Everyone keeps asking: "Won't better chips solve the power problem?" No. And here's why. Chip efficiency is improving. That's real. NVIDIA's chips improved performance per watt by about 20%. Liquid cooling is reducing energy waste. Better architecture is squeezing more compute out of every kilowatt. But here's what people miss: AI compute demand is growing faster than efficiency improvements. Much faster. I've seen forecasts where AI compute demand doubles every 3 months. And I believe it... Chip efficiency is improving maybe 20-30% per year. Do the math: If demand doubles every 3 months, that's 16x growth in a year. If efficiency improves 30% in a year, you're using 0.7x the power per computation. 16x demand × 0.7x efficiency = 11x more power needed. Efficiency helps. But it doesn't come close to keeping up. This is why Google is betting $40 billion on Texas transmission upgrades. This is why Microsoft is restarting Three Mile Island. This is why Anthropic is spending $50 billion on infrastructure. They've done the math. And the math says: chip efficiency buys you time, but it doesn't solve the problem. The only solution is more power infrastructure. A lot more. So when someone tells you "better chips will reduce power demand," they're technically right. But they're practically wrong. Because the demand curve is steeper than the efficiency curve. And that gap is the entire power infrastructure build-out for the next decade. If you're betting on chip efficiency to slow down power demand, you're going to lose. The hyperscalers aren't betting on it. They're building power infrastructure as fast as they can. That should tell you everything you need to know.

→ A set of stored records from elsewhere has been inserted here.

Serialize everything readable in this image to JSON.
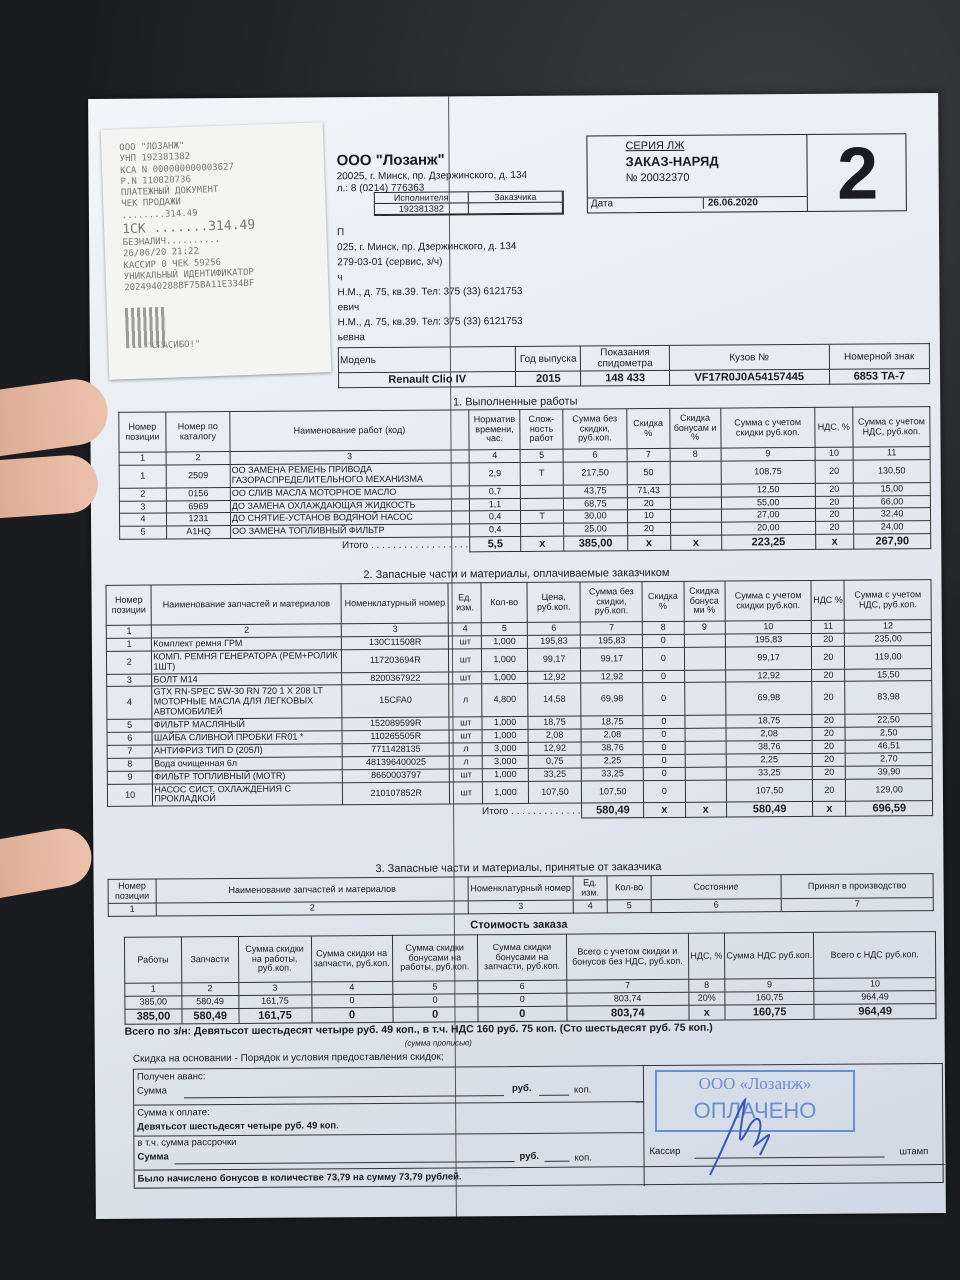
{
  "receipt": {
    "lines": [
      "ООО \"ЛОЗАНЖ\"",
      "УНП 192381382",
      "КСА N 000000000003627",
      "Р.N 110020736",
      "ПЛАТЕЖНЫЙ ДОКУМЕНТ",
      "ЧЕК ПРОДАЖИ",
      "........314.49",
      "1СК .......314.49",
      "БЕЗНАЛИЧ..........",
      "26/06/20 21:22",
      "КАССИР 0   ЧЕК 59256",
      "УНИКАЛЬНЫЙ ИДЕНТИФИКАТОР",
      "2024940288BF75BA11E334BF"
    ],
    "thanks": "\"СПАСИБО!\""
  },
  "header": {
    "company": "ООО \"Лозанж\"",
    "address": "20025, г. Минск, пр. Дзержинского, д. 134",
    "phone": "л.: 8 (0214) 776363",
    "series": "СЕРИЯ ЛЖ",
    "doc_title": "ЗАКАЗ-НАРЯД",
    "doc_number": "№ 20032370",
    "date_label": "Дата",
    "date": "26.06.2020",
    "copy_number": "2",
    "executor_label": "Исполнителя",
    "customer_label": "Заказчика",
    "executor_unp": "192381382",
    "info_lines": [
      "П",
      "025, г. Минск, пр. Дзержинского, д. 134",
      "279-03-01 (сервис, з/ч)",
      "ч",
      "Н.М., д. 75, кв.39. Тел: 375 (33) 6121753",
      "евич",
      "Н.М., д. 75, кв.39. Тел: 375 (33) 6121753",
      "ьевна"
    ]
  },
  "vehicle": {
    "headers": [
      "Модель",
      "Год выпуска",
      "Показания спидометра",
      "Кузов №",
      "Номерной знак"
    ],
    "values": [
      "Renault Clio IV",
      "2015",
      "148 433",
      "VF17R0J0A54157445",
      "6853 ТА-7"
    ]
  },
  "works": {
    "title": "1. Выполненные работы",
    "headers": [
      "Номер позиции",
      "Номер по каталогу",
      "Наименование работ (код)",
      "Норматив времени, час.",
      "Слож-ность работ",
      "Сумма без скидки, руб.коп.",
      "Скидка %",
      "Скидка бонусам и %",
      "Сумма с учетом скидки руб.коп.",
      "НДС, %",
      "Сумма с учетом НДС, руб.коп."
    ],
    "col_numbers": [
      "1",
      "2",
      "3",
      "4",
      "5",
      "6",
      "7",
      "8",
      "9",
      "10",
      "11"
    ],
    "rows": [
      [
        "1",
        "2509",
        "ОО ЗАМЕНА РЕМЕНЬ ПРИВОДА ГАЗОРАСПРЕДЕЛИТЕЛЬНОГО МЕХАНИЗМА",
        "2,9",
        "Т",
        "217,50",
        "50",
        "",
        "108,75",
        "20",
        "130,50"
      ],
      [
        "2",
        "0156",
        "ОО СЛИВ МАСЛА МОТОРНОЕ МАСЛО",
        "0,7",
        "",
        "43,75",
        "71,43",
        "",
        "12,50",
        "20",
        "15,00"
      ],
      [
        "3",
        "6969",
        "ДО ЗАМЕНА ОХЛАЖДАЮЩАЯ ЖИДКОСТЬ",
        "1,1",
        "",
        "68,75",
        "20",
        "",
        "55,00",
        "20",
        "66,00"
      ],
      [
        "4",
        "1231",
        "ДО СНЯТИЕ-УСТАНОВ ВОДЯНОЙ НАСОС",
        "0,4",
        "Т",
        "30,00",
        "10",
        "",
        "27,00",
        "20",
        "32,40"
      ],
      [
        "5",
        "A1HQ",
        "ОО ЗАМЕНА ТОПЛИВНЫЙ ФИЛЬТР",
        "0,4",
        "",
        "25,00",
        "20",
        "",
        "20,00",
        "20",
        "24,00"
      ]
    ],
    "total": [
      "Итого . . . . . . . . . . . . . . . . . .",
      "5,5",
      "x",
      "385,00",
      "x",
      "x",
      "223,25",
      "x",
      "267,90"
    ]
  },
  "parts": {
    "title": "2. Запасные части и материалы, оплачиваемые заказчиком",
    "headers": [
      "Номер позиции",
      "Наименование запчастей и материалов",
      "Номенклатурный номер",
      "Ед. изм.",
      "Кол-во",
      "Цена, руб.коп.",
      "Сумма без скидки, руб.коп.",
      "Скидка %",
      "Скидка бонуса ми %",
      "Сумма с учетом скидки руб.коп.",
      "НДС %",
      "Сумма с учетом НДС, руб.коп."
    ],
    "col_numbers": [
      "1",
      "2",
      "3",
      "4",
      "5",
      "6",
      "7",
      "8",
      "9",
      "10",
      "11",
      "12"
    ],
    "rows": [
      [
        "1",
        "Комплект ремня ГРМ",
        "130C11508R",
        "шт",
        "1,000",
        "195,83",
        "195,83",
        "0",
        "",
        "195,83",
        "20",
        "235,00"
      ],
      [
        "2",
        "КОМП. РЕМНЯ ГЕНЕРАТОРА (РЕМ+РОЛИК 1ШТ)",
        "117203694R",
        "шт",
        "1,000",
        "99,17",
        "99,17",
        "0",
        "",
        "99,17",
        "20",
        "119,00"
      ],
      [
        "3",
        "БОЛТ М14",
        "8200367922",
        "шт",
        "1,000",
        "12,92",
        "12,92",
        "0",
        "",
        "12,92",
        "20",
        "15,50"
      ],
      [
        "4",
        "GTX RN-SPEC 5W-30 RN 720 1 X 208 LT МОТОРНЫЕ МАСЛА ДЛЯ ЛЕГКОВЫХ АВТОМОБИЛЕЙ",
        "15CFA0",
        "л",
        "4,800",
        "14,58",
        "69,98",
        "0",
        "",
        "69,98",
        "20",
        "83,98"
      ],
      [
        "5",
        "ФИЛЬТР МАСЛЯНЫЙ",
        "152089599R",
        "шт",
        "1,000",
        "18,75",
        "18,75",
        "0",
        "",
        "18,75",
        "20",
        "22,50"
      ],
      [
        "6",
        "ШАЙБА СЛИВНОЙ ПРОБКИ FR01 *",
        "110265505R",
        "шт",
        "1,000",
        "2,08",
        "2,08",
        "0",
        "",
        "2,08",
        "20",
        "2,50"
      ],
      [
        "7",
        "АНТИФРИЗ ТИП D (205Л)",
        "7711428135",
        "л",
        "3,000",
        "12,92",
        "38,76",
        "0",
        "",
        "38,76",
        "20",
        "46,51"
      ],
      [
        "8",
        "Вода очищенная 6л",
        "481396400025",
        "л",
        "3,000",
        "0,75",
        "2,25",
        "0",
        "",
        "2,25",
        "20",
        "2,70"
      ],
      [
        "9",
        "ФИЛЬТР ТОПЛИВНЫЙ (MOTR)",
        "8660003797",
        "шт",
        "1,000",
        "33,25",
        "33,25",
        "0",
        "",
        "33,25",
        "20",
        "39,90"
      ],
      [
        "10",
        "НАСОС СИСТ. ОХЛАЖДЕНИЯ С ПРОКЛАДКОЙ",
        "210107852R",
        "шт",
        "1,000",
        "107,50",
        "107,50",
        "0",
        "",
        "107,50",
        "20",
        "129,00"
      ]
    ],
    "total": [
      "Итого . . . . . . . . . . . . .",
      "580,49",
      "x",
      "x",
      "580,49",
      "x",
      "696,59"
    ]
  },
  "accepted": {
    "title": "3. Запасные части и материалы, принятые от заказчика",
    "headers": [
      "Номер позиции",
      "Наименование запчастей и материалов",
      "Номенклатурный номер",
      "Ед. изм.",
      "Кол-во",
      "Состояние",
      "Принял в производство"
    ],
    "col_numbers": [
      "1",
      "2",
      "3",
      "4",
      "5",
      "6",
      "7"
    ]
  },
  "cost": {
    "title": "Стоимость заказа",
    "headers": [
      "Работы",
      "Запчасти",
      "Сумма скидки на работы, руб.коп.",
      "Сумма скидки на запчасти, руб.коп.",
      "Сумма скидки бонусами на работы, руб.коп.",
      "Сумма скидки бонусами на запчасти, руб.коп.",
      "Всего с учетом скидки и бонусов без НДС, руб.коп.",
      "НДС, %",
      "Сумма НДС руб.коп.",
      "Всего с НДС руб.коп."
    ],
    "col_numbers": [
      "1",
      "2",
      "3",
      "4",
      "5",
      "6",
      "7",
      "8",
      "9",
      "10"
    ],
    "rows": [
      [
        "385,00",
        "580,49",
        "161,75",
        "0",
        "0",
        "0",
        "803,74",
        "20%",
        "160,75",
        "964,49"
      ],
      [
        "385,00",
        "580,49",
        "161,75",
        "0",
        "0",
        "0",
        "803,74",
        "x",
        "160,75",
        "964,49"
      ]
    ]
  },
  "total_text": "Всего по з/н: Девятьсот шестьдесят четыре руб. 49 коп., в т.ч. НДС 160 руб. 75 коп. (Сто шестьдесят руб. 75 коп.)",
  "sum_note": "(сумма прописью)",
  "discount_note": "Скидка на основании - Порядок и условия предоставления скидок;",
  "payment": {
    "advance_label": "Получен аванс:",
    "sum_label": "Сумма",
    "rub": "руб.",
    "kop": "коп.",
    "to_pay_label": "Сумма к оплате:",
    "to_pay_value": "Девятьсот шестьдесят четыре руб. 49 коп.",
    "installment_label": "в т.ч. сумма рассрочки",
    "sum_label2": "Сумма",
    "bonus_note": "Было начислено бонусов в количестве 73,79 на сумму 73,79 рублей.",
    "cashier_label": "Кассир",
    "stamp_label": "штамп"
  },
  "stamp": {
    "company": "ООО «Лозанж»",
    "status": "ОПЛАЧЕНО",
    "color": "#6b8ed0"
  }
}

That 11x math really puts it in perspective. Makes you wonder how tech professionals should be weighing power infrastructure access when evaluating companies to work for, since that gap is going to separate who can actually compete in AI versus who's just claiming they will.
16x demand versus 0.7x efficiency is honestly brutal math. We're optimizing the car while the highway is on fire.
The efficiency trap is so seductive because it feels like something you can control and optimize. Meanwhile the actual constraint is sitting there screaming at you, but nobody wants to look at it because the infrastructure build is messy, slow, and unsexy.
So basically the companies moving slowest on infrastructure are already out of the race. Who can actually afford to keep up with that demand curve besides the hyperscalers?
This is Jevons' Paradox in real-time, Ryne Ogren. The real insight here: efficiency gains don't reduce absolute power consumption when they make a technology economically accessible to exponentially more use cases. Every efficiency breakthrough unlocks new applications, new workloads, new demand.